Understanding the Simpana Architecture and Its ContentStore
As mentioned, a key feature of a modern data protection infrastructure is a logically unified data repository— possibly including deduplicated disk supporting storage optimization and rapid recovery, plus tape for long-term retention and cloud extensibility. The Simpana technology has been augmented incrementally with new capabilities for nearly 20 years now, making it unusual among industry-leading backup software products: It boasts a single software code base that serves as the foundation of its entire diverse data protection capability set.
The ever-broadening Simpana architecture is manifested not only in its capability set, but also in a consolidated repository that powers all of its recovery capabilities (see Figure 3).
Figure 3. Simpana Architecture Including OnePass, IntelliSnap, and ContentStore
Source: Enterprise Strategy Group, 2013. The top-left portion of Figure 3 breaks out the source-side capabilities of OnePass and IntelliSnap. The remainder of the figure depicts the spectrum of data protection capabilities Simpana offers through its unified ContentStore representing disk, tape, and cloud repositories. Within the ContentStore, data is stored and tiered automatically. And a single federated-search-capable index encompasses all snapshot, backup, and archived data—again, facilitating shared access by multiple business units.
The Bigger Truth
The time has come to refine the “efficient data management” story by connecting efficient operation to modern data protection—and in the process, solve the problems caused when legacy backup technology extends into a modern virtual infrastructure.
Modern data protection includes not only the traditional processes of backup and archiving, but also snapshotting, replication, comprehensive monitoring/management, automated data recovery, and other fairly sophisticated IT activities. Technically, of course, those data protection activities are still separate processes. But that doesn’t mean they should be deployed and managed from isolated storage silos.
Data sets should be able to interoperate—at least to the extent that the interoperation benefits the organization by reducing its storage footprint, reducing its operational activity windows on production servers (due to
smaller/fewer redundant production data sets), and enabling common/shared data management.

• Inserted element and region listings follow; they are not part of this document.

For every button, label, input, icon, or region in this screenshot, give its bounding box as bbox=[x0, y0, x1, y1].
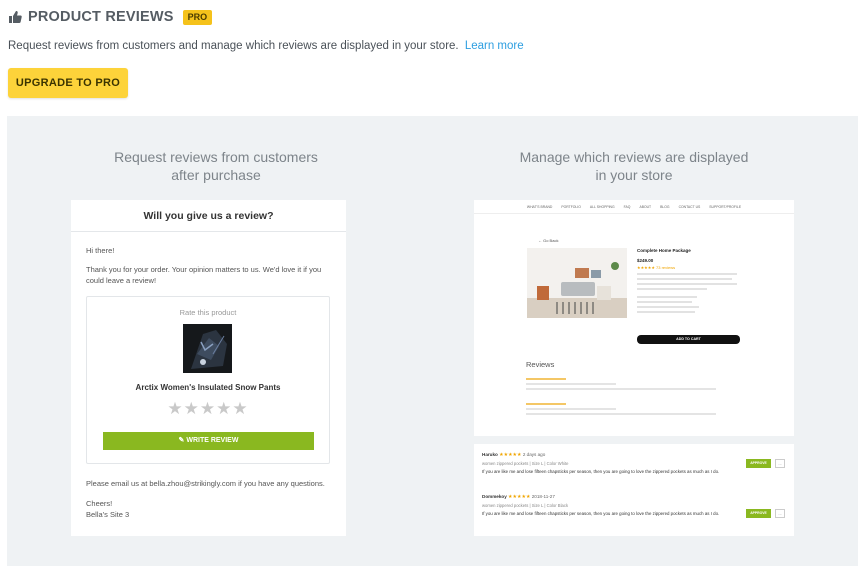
review-body: If you are like me and lose fifteen chap… bbox=[482, 511, 720, 516]
description-text: Request reviews from customers and manag… bbox=[8, 40, 459, 52]
email-greeting: Hi there! bbox=[86, 246, 115, 255]
store-nav-item: SUPPORT/PROFILE bbox=[709, 204, 742, 209]
store-back-link: ← Go Back bbox=[538, 238, 559, 243]
store-nav-item: ABOUT bbox=[639, 204, 652, 209]
more-options-button[interactable]: ... bbox=[775, 509, 785, 518]
store-preview: WHAT'S BRAND PORTFOLIO ALL SHOPPING FAQ … bbox=[474, 200, 794, 436]
product-image bbox=[183, 324, 232, 373]
page-header: PRODUCT REVIEWS PRO bbox=[8, 9, 213, 25]
review-date: 2 days ago bbox=[522, 452, 546, 457]
page-description: Request reviews from customers and manag… bbox=[8, 40, 524, 52]
feature-panel: Request reviews from customers after pur… bbox=[7, 116, 858, 566]
rate-product-box: Rate this product Arctix Women's Insulat… bbox=[86, 296, 330, 464]
store-nav-item: FAQ bbox=[623, 204, 631, 209]
store-product-price: $249.00 bbox=[637, 258, 654, 263]
review-stars: ★★★★★ bbox=[499, 452, 522, 458]
store-nav-item: CONTACT US bbox=[678, 204, 701, 209]
email-contact: Please email us at bella.zhou@strikingly… bbox=[86, 479, 325, 488]
approve-button[interactable]: APPROVE bbox=[746, 459, 771, 468]
thumbs-up-icon bbox=[9, 11, 22, 23]
rate-label: Rate this product bbox=[179, 308, 237, 317]
approval-row: Dommekoy ★★★★★ 2018-11-27 women zippered… bbox=[482, 494, 784, 517]
email-signature: Bella's Site 3 bbox=[86, 510, 130, 519]
approval-row: Haruko ★★★★★ 2 days ago women zippered p… bbox=[482, 452, 784, 475]
email-message: Thank you for your order. Your opinion m… bbox=[86, 265, 322, 285]
review-email-preview: Will you give us a review? Hi there! Tha… bbox=[71, 200, 346, 536]
review-meta: women zippered pockets | Size L | Color … bbox=[482, 461, 569, 466]
store-nav-item: ALL SHOPPING bbox=[589, 204, 615, 209]
store-nav-item: PORTFOLIO bbox=[561, 204, 581, 209]
rating-stars[interactable]: ★★★★★ bbox=[87, 399, 329, 419]
product-name: Arctix Women's Insulated Snow Pants bbox=[135, 383, 281, 392]
more-options-button[interactable]: ... bbox=[775, 459, 785, 468]
write-review-button[interactable]: ✎ WRITE REVIEW bbox=[103, 432, 314, 450]
manage-reviews-heading: Manage which reviews are displayed in yo… bbox=[519, 149, 749, 183]
review-meta: women zippered pockets | Size L | Color … bbox=[482, 503, 569, 508]
store-review-item bbox=[526, 400, 746, 415]
review-stars: ★★★★★ bbox=[508, 494, 531, 500]
store-product-rating: ★★★★★ 73 reviews bbox=[637, 265, 676, 270]
store-product-image bbox=[527, 248, 627, 318]
reviewer-name: Dommekoy bbox=[482, 494, 507, 499]
store-nav: WHAT'S BRAND PORTFOLIO ALL SHOPPING FAQ … bbox=[474, 200, 794, 214]
store-nav-item: WHAT'S BRAND bbox=[526, 204, 553, 209]
email-title: Will you give us a review? bbox=[71, 200, 346, 232]
add-to-cart-button: ADD TO CART bbox=[637, 335, 740, 344]
reviewer-name: Haruko bbox=[482, 452, 498, 457]
store-product-title: Complete Home Package bbox=[637, 248, 691, 253]
approve-button[interactable]: APPROVE bbox=[746, 509, 771, 518]
request-reviews-heading: Request reviews from customers after pur… bbox=[114, 149, 318, 183]
pro-badge: PRO bbox=[182, 9, 213, 25]
store-reviews-heading: Reviews bbox=[526, 360, 555, 369]
review-date: 2018-11-27 bbox=[531, 494, 555, 499]
email-signoff: Cheers! bbox=[86, 499, 113, 508]
page-title: PRODUCT REVIEWS bbox=[28, 9, 174, 25]
review-approval-list: Haruko ★★★★★ 2 days ago women zippered p… bbox=[474, 444, 794, 536]
store-product-info: Complete Home Package $249.00 ★★★★★ 73 r… bbox=[637, 248, 747, 313]
store-nav-item: BLOG bbox=[660, 204, 670, 209]
learn-more-link[interactable]: Learn more bbox=[465, 40, 524, 52]
upgrade-to-pro-button[interactable]: UPGRADE TO PRO bbox=[8, 68, 128, 98]
store-review-item bbox=[526, 375, 746, 390]
review-body: If you are like me and lose fifteen chap… bbox=[482, 469, 720, 474]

Those are the elements that help organizations become more agile in their recovery capabilities, while minimizing the impact that data protection operations can have on the front-end IT environment and the overall infrastructure footprint. It’s not just about backup or data protection; it’s about data management overall.
Think about what IT outcomes you need, then envision the smartest way to achieve those outcomes. This exercise is about more than modernizing data protection; it is about being more efficient with storage to better deliver data to users at any point in the data storage lifecycle. And efficiencies that make production storage more agile also enable better data protection by enhancing other data-movement functions or creating additional data recovery capabilities … all of it truly being better together.